Considering the potential link between this research and psychological disorders, the experiment highlights how environmental stressors and role-playing can produce symptoms akin to trauma-related disorders like Acute Stress Disorder or Post-Traumatic Stress Disorder (PTSD). While the study itself did not diagnose disorders, the extreme emotional and psychological distress experienced by participants mirrors symptoms observed in trauma victims. This suggests that exposure to highly stressful environments or authoritative abuse could contribute to the development of disorders characterized by anxiety, depression, or dissociative states. Therefore, understanding situational influences on mental health can inform interventions and preventative measures in clinical settings.
Theories such as social influence theory and conformity theory likely influenced Zimbardo's research. The experiment’s emphasis on obedience to authority and role conformity aligns with the principles of social psychology, which suggest that individuals are susceptible to situational forces and social roles.

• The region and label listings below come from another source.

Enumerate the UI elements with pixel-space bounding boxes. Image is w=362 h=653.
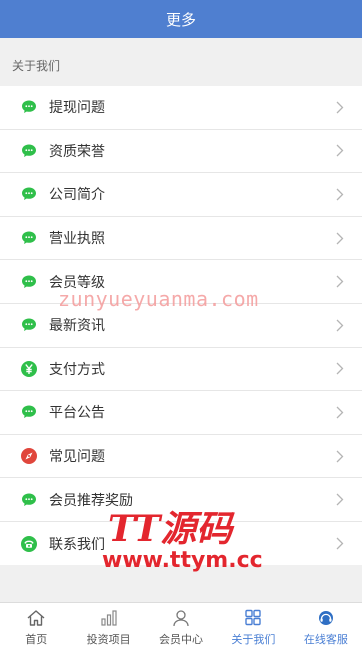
phone-icon bbox=[20, 535, 38, 553]
chevron-right-icon bbox=[334, 144, 346, 157]
chat-icon bbox=[20, 185, 38, 203]
chevron-right-icon bbox=[334, 232, 346, 245]
menu-item-payment-methods[interactable]: 支付方式 bbox=[0, 348, 362, 392]
chevron-right-icon bbox=[334, 450, 346, 463]
chevron-right-icon bbox=[334, 319, 346, 332]
menu-item-qualifications[interactable]: 资质荣誉 bbox=[0, 130, 362, 174]
headset-icon bbox=[316, 609, 336, 627]
menu-item-label: 支付方式 bbox=[49, 361, 105, 378]
menu-item-label: 公司简介 bbox=[49, 187, 105, 204]
section-header: 关于我们 bbox=[0, 44, 362, 86]
chevron-right-icon bbox=[334, 406, 346, 419]
tab-label: 首页 bbox=[25, 633, 48, 646]
chat-icon bbox=[20, 98, 38, 116]
menu-item-label: 提现问题 bbox=[49, 100, 105, 117]
logo-watermark: TT源码 www.ttym.cc bbox=[102, 508, 263, 582]
yen-icon bbox=[20, 360, 38, 378]
menu-item-label: 资质荣誉 bbox=[49, 143, 105, 160]
menu-item-company-intro[interactable]: 公司简介 bbox=[0, 173, 362, 217]
home-icon bbox=[26, 609, 46, 627]
user-icon bbox=[171, 609, 191, 627]
tab-label: 投资项目 bbox=[86, 633, 131, 646]
url-watermark: zunyueyuanma.com bbox=[58, 287, 259, 311]
menu-item-label: 常见问题 bbox=[49, 449, 105, 466]
tab-about-us[interactable]: 关于我们 bbox=[217, 603, 289, 653]
chat-icon bbox=[20, 403, 38, 421]
menu-item-announcements[interactable]: 平台公告 bbox=[0, 391, 362, 435]
menu-item-business-license[interactable]: 营业执照 bbox=[0, 217, 362, 261]
menu-item-label: 平台公告 bbox=[49, 405, 105, 422]
bar-chart-icon bbox=[99, 609, 119, 627]
logo-watermark-url: www.ttym.cc bbox=[102, 548, 263, 573]
chat-icon bbox=[20, 142, 38, 160]
bottom-tab-bar: 首页 投资项目 会员中心 关于我们 在线客服 bbox=[0, 602, 362, 653]
chat-icon bbox=[20, 316, 38, 334]
menu-item-label: 营业执照 bbox=[49, 231, 105, 248]
tab-label: 会员中心 bbox=[159, 633, 204, 646]
chat-icon bbox=[20, 491, 38, 509]
menu-item-faq[interactable]: 常见问题 bbox=[0, 435, 362, 479]
chevron-right-icon bbox=[334, 101, 346, 114]
chevron-right-icon bbox=[334, 493, 346, 506]
menu-item-label: 最新资讯 bbox=[49, 318, 105, 335]
menu-list: 提现问题 资质荣誉 公司简介 营业执照 会员等级 最新资讯 支付方式 平台公告 … bbox=[0, 86, 362, 566]
logo-watermark-title: TT源码 bbox=[108, 508, 233, 550]
chat-icon bbox=[20, 273, 38, 291]
tab-member-center[interactable]: 会员中心 bbox=[145, 603, 217, 653]
compass-icon bbox=[20, 447, 38, 465]
grid-icon bbox=[243, 609, 263, 627]
tab-home[interactable]: 首页 bbox=[0, 603, 72, 653]
chevron-right-icon bbox=[334, 275, 346, 288]
tab-label: 在线客服 bbox=[303, 633, 348, 646]
tab-label: 关于我们 bbox=[231, 633, 276, 646]
menu-item-withdrawal[interactable]: 提现问题 bbox=[0, 86, 362, 130]
tab-investment-projects[interactable]: 投资项目 bbox=[72, 603, 144, 653]
page-title: 更多 bbox=[165, 10, 196, 29]
chevron-right-icon bbox=[334, 537, 346, 550]
tab-online-support[interactable]: 在线客服 bbox=[290, 603, 362, 653]
menu-item-label: 会员推荐奖励 bbox=[49, 492, 133, 509]
chevron-right-icon bbox=[334, 362, 346, 375]
chat-icon bbox=[20, 229, 38, 247]
chevron-right-icon bbox=[334, 188, 346, 201]
top-bar: 更多 bbox=[0, 0, 362, 38]
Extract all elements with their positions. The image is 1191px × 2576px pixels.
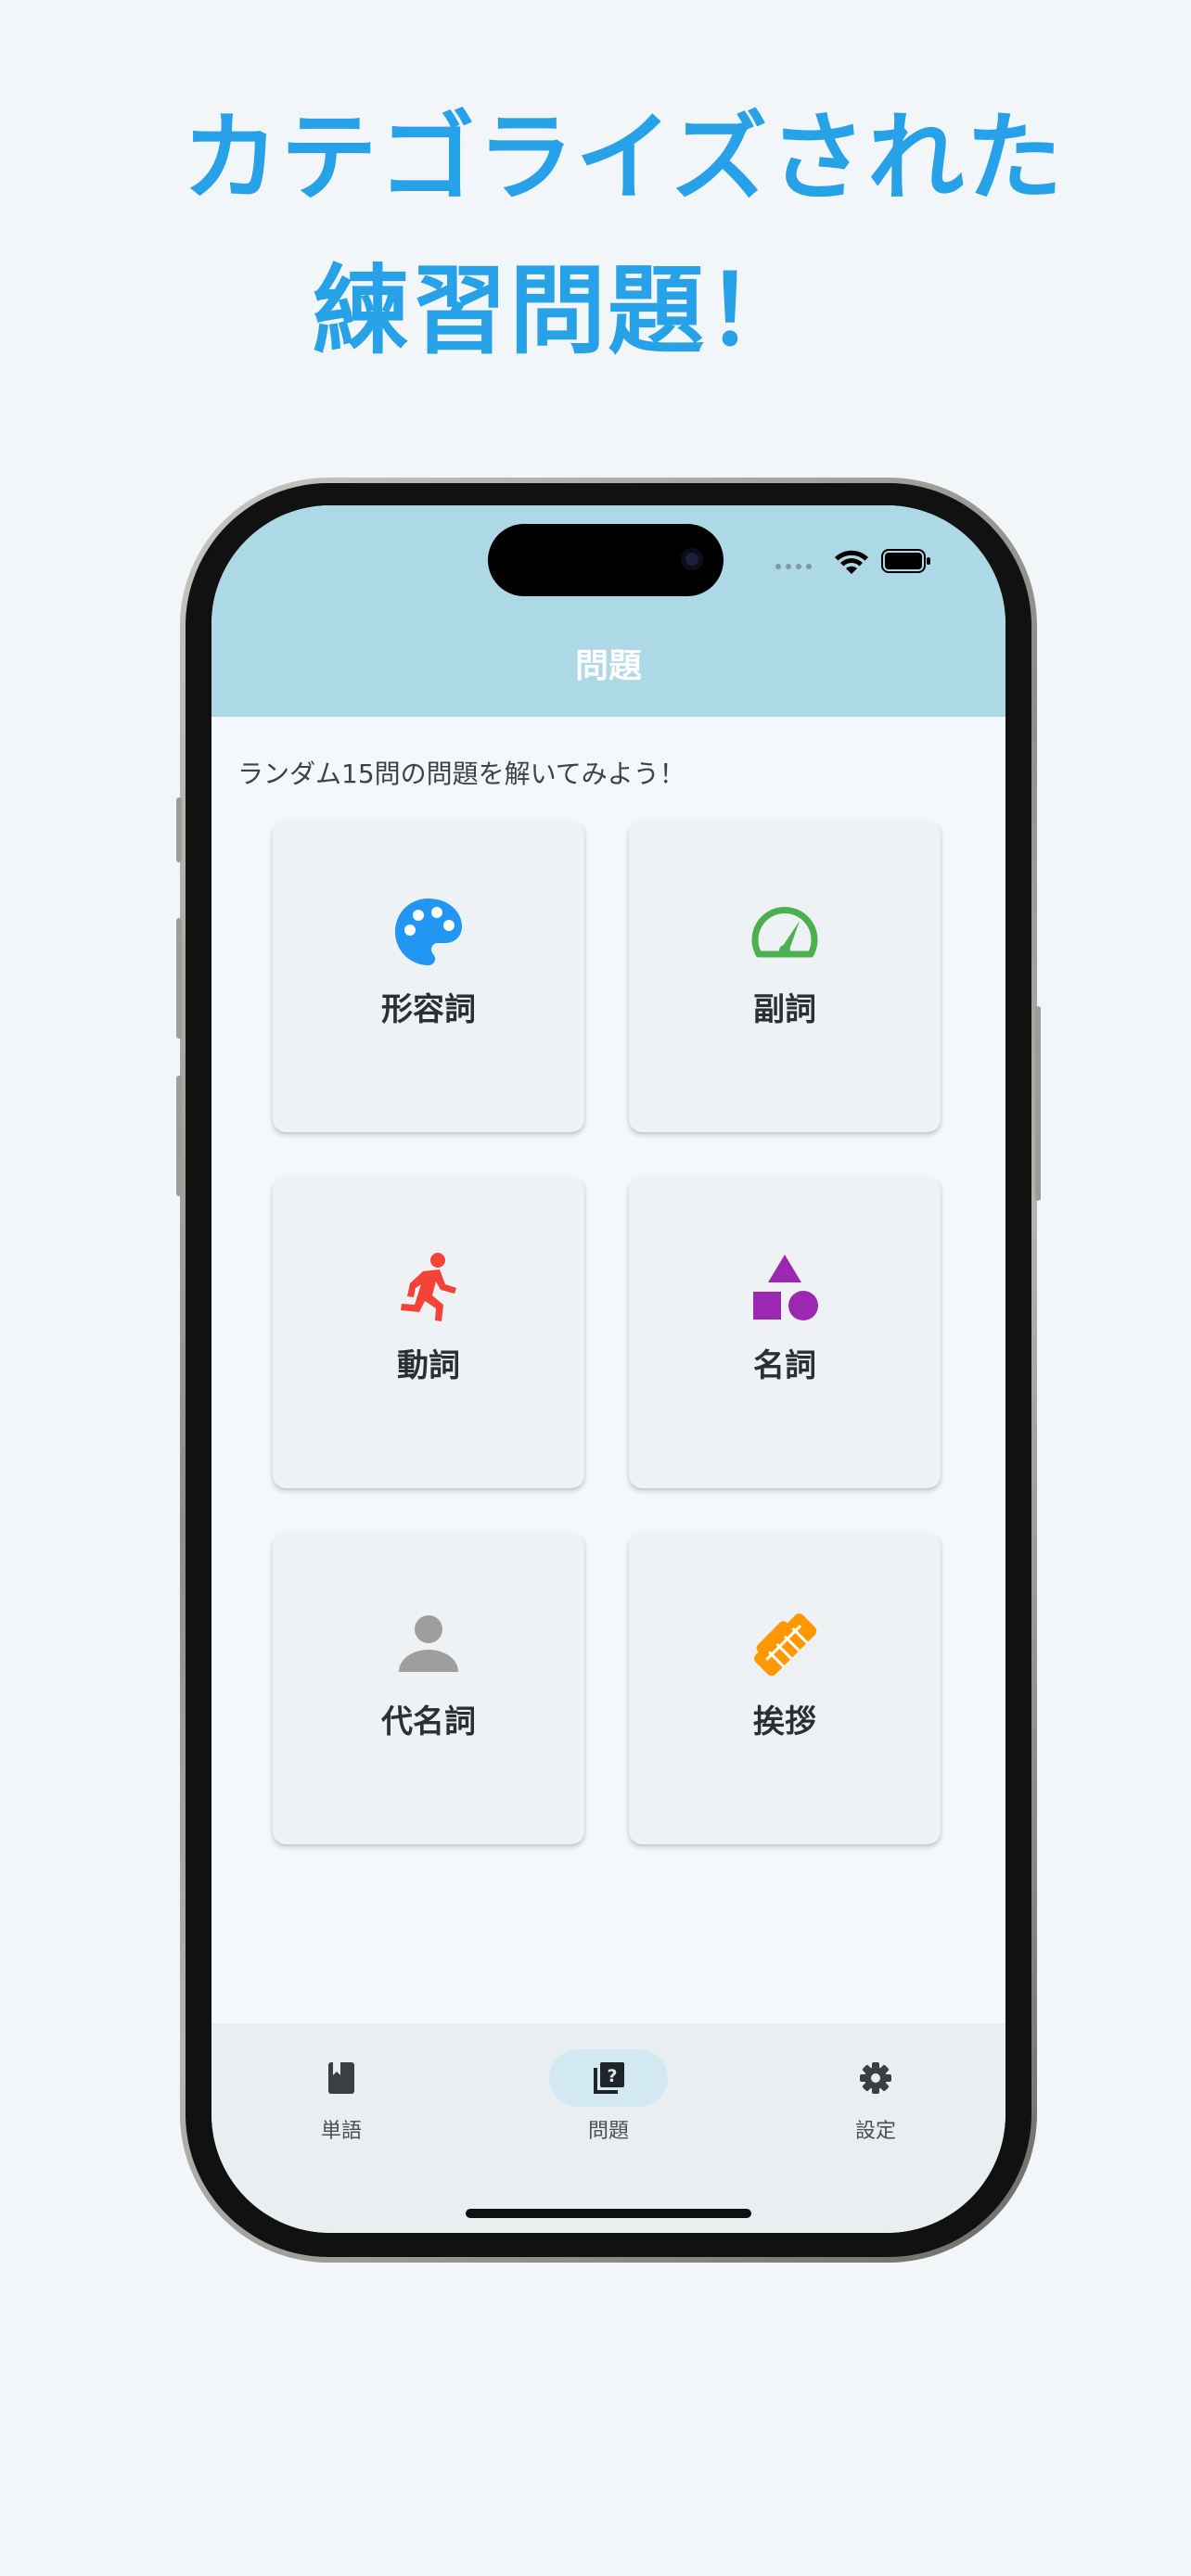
wifi-icon bbox=[835, 550, 868, 574]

The theory of normative social influence posits that individuals conform to group norms to be accepted, which was evident as participants adopted behaviors consistent with their assigned roles. Additionally, deindividuation theory explains how anonymity within the simulated prison reduced personal accountability, fostering aggressive behaviors. These theoretical frameworks provided a conceptual basis for understanding how situational pressures could override personal morals, leading to extreme behaviors observed in the study.
References
- Haney, C., Banks, C., & Zimbardo, P. (1973). The past and future of prison research: The Utah Prison Experiment. American Psychologist, 28(5), 553–565.
- Zimbardo, P. G. (2007). The Lucifer Effect: Understanding how good people turn evil. Random House.
- Reicher, S., & Haslam, S. A. (2012). Contesting the "nature" of conformity: What Milgram and Zimbardo's studies actually show. PLoS Biology, 10(11), e1001426.
- Bandura, A. (1977). Self-efficacy: Toward a unifying theory of behavioral change. Psychological Review, 84(2), 191–215.
- Myers, D. G. (2014). Exploring Psychology (8th ed.). Worth Publishers.
- American Psychological Association. (2020). Publications manual of the American Psychological Association (7th ed.).
- Haslam, S. A., & Reicher, S. D. (2012). After psychology’s dark ages: Are there any lessons from the Stanford prison experiment? European Review of Social Psychology, 23(1), 56–96.
- McLeod, S. (2017). The Stanford prison experiment. Simply Psychology. https://www.simplypsychology.org/stanford-prison.html
- Rotter, J. B. (1966). Generalized expectancies for internal versus external control of reinforcement. Psychological Monographs: General and Applied, 80(1), 1–28.
- Schultz, D. P., & Schultz, S. E. (2016). Psychology and Its Ways of Knowing (11th ed.). McGraw-Hill Education.